Wednesday, March 23, 2016

Wordbirds, 7



This new series--"Wordbirds"--arises from a journey I will take through my Webster's 3rd Dictionary. What I will do: I'll look on the first page for each letter, and the first word that flies up at me (because I don't know it, because I just think it's interesting, etc.) becomes the subject for that day's doggerel. I will move through letter z, then work my way back again, the second time using the last page of each letter's section of Webster's. Let's see what happens ...


Words that flew into my life from Webster’s 3rd


Gabriel ratchet: noun 
the cries of migrating wild geese flying by night which are often popularly explained as the baying of a supernatural pack of hounds and to which various superstitious significances (as forebodings of evil) are attributed

Middle English Gabrielle rache, from Gabriel, one of the seven archangels, the herald of good tidings (Luke 1), thought of as blowing a trumpet on Judgment Day + rache hound 

Oh, yes, all that he heard in the darkest of night
Was the sound in the sky—and it didn’t sound right.
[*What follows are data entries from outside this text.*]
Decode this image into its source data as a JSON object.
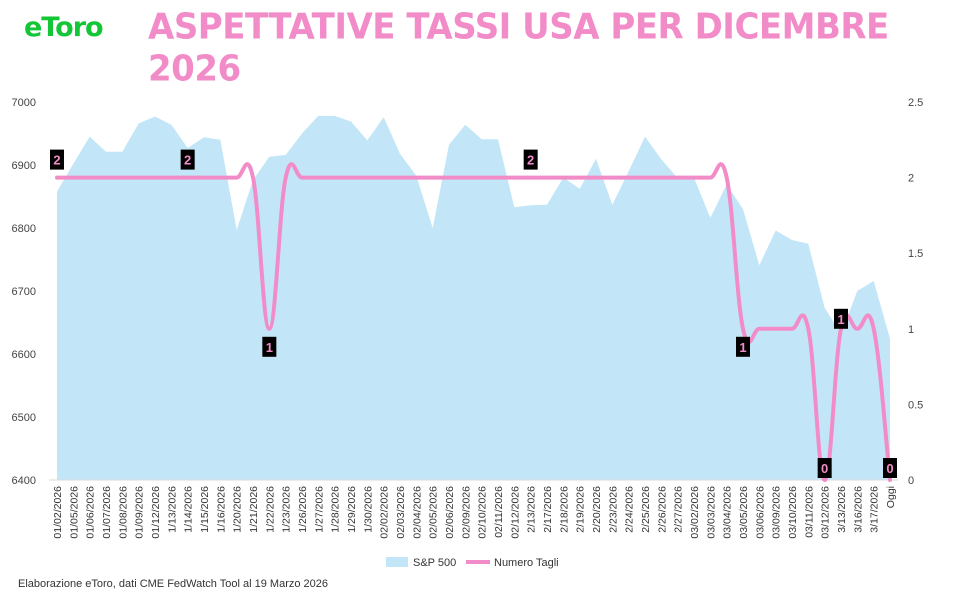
{
  "brand": {
    "logo_text": "eToro",
    "logo_color": "#13c636"
  },
  "title": "ASPETTATIVE TASSI USA PER DICEMBRE 2026",
  "footer": "Elaborazione eToro, dati CME FedWatch Tool al 19 Marzo 2026",
  "chart_data": {
    "type": "area",
    "title": "ASPETTATIVE TASSI USA PER DICEMBRE 2026",
    "categories": [
      "01/02/2026",
      "01/05/2026",
      "01/06/2026",
      "01/07/2026",
      "01/08/2026",
      "01/09/2026",
      "01/12/2026",
      "1/13/2026",
      "1/14/2026",
      "1/15/2026",
      "1/16/2026",
      "1/20/2026",
      "1/21/2026",
      "1/22/2026",
      "1/23/2026",
      "1/26/2026",
      "1/27/2026",
      "1/28/2026",
      "1/29/2026",
      "1/30/2026",
      "02/02/2026",
      "02/03/2026",
      "02/04/2026",
      "02/05/2026",
      "02/06/2026",
      "02/09/2026",
      "02/10/2026",
      "02/11/2026",
      "02/12/2026",
      "2/13/2026",
      "2/17/2026",
      "2/18/2026",
      "2/19/2026",
      "2/20/2026",
      "2/23/2026",
      "2/24/2026",
      "2/25/2026",
      "2/26/2026",
      "2/27/2026",
      "03/02/2026",
      "03/03/2026",
      "03/04/2026",
      "03/05/2026",
      "03/06/2026",
      "03/09/2026",
      "03/10/2026",
      "03/11/2026",
      "03/12/2026",
      "3/13/2026",
      "3/16/2026",
      "3/17/2026",
      "Oggi"
    ],
    "y_left": {
      "min": 6400,
      "max": 7000,
      "ticks": [
        6400,
        6500,
        6600,
        6700,
        6800,
        6900,
        7000
      ]
    },
    "y_right": {
      "min": 0,
      "max": 2.5,
      "ticks": [
        "0",
        "0.5",
        "1",
        "1.5",
        "2",
        "2.5"
      ]
    },
    "series": [
      {
        "name": "S&P 500",
        "axis": "left",
        "color": "#c2e6f8",
        "values": [
          6858,
          6902,
          6945,
          6921,
          6921,
          6966,
          6977,
          6964,
          6927,
          6944,
          6940,
          6797,
          6876,
          6913,
          6916,
          6950,
          6978,
          6978,
          6969,
          6939,
          6976,
          6918,
          6883,
          6800,
          6932,
          6964,
          6941,
          6941,
          6833,
          6836,
          6837,
          6880,
          6862,
          6910,
          6837,
          6890,
          6945,
          6909,
          6879,
          6880,
          6816,
          6869,
          6830,
          6741,
          6796,
          6781,
          6775,
          6673,
          6632,
          6700,
          6716,
          6624
        ]
      },
      {
        "name": "Numero Tagli",
        "axis": "right",
        "color": "#f28cc8",
        "values": [
          2,
          2,
          2,
          2,
          2,
          2,
          2,
          2,
          2,
          2,
          2,
          2,
          2,
          1,
          2,
          2,
          2,
          2,
          2,
          2,
          2,
          2,
          2,
          2,
          2,
          2,
          2,
          2,
          2,
          2,
          2,
          2,
          2,
          2,
          2,
          2,
          2,
          2,
          2,
          2,
          2,
          2,
          1,
          1,
          1,
          1,
          1,
          0,
          1,
          1,
          1,
          0
        ]
      }
    ],
    "data_labels": [
      {
        "index": 0,
        "text": "2"
      },
      {
        "index": 8,
        "text": "2"
      },
      {
        "index": 13,
        "text": "1"
      },
      {
        "index": 29,
        "text": "2"
      },
      {
        "index": 42,
        "text": "1"
      },
      {
        "index": 47,
        "text": "0"
      },
      {
        "index": 48,
        "text": "1"
      },
      {
        "index": 51,
        "text": "0"
      }
    ],
    "legend": {
      "position": "bottom"
    },
    "grid": false
  }
}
“It’s just geese,” said his wife, who was always so calm.
“Not it ain’t!” he declared. “It’s a drone with a bomb!”

Then his wife only yawned, and she turned in her bed,
While her husband lay frightened with dread in his head.

And when morning arrived, she awoke—he was gone!
And a cop then informed her, “He’s out on the lawn,

Where’s he’s totally naked—from head to his butt.”
And she said, “Yes, I guess—he’s a very cracked nut.”

So the moral is simple: For marital peace,
You must simply ignore all the honking of geese!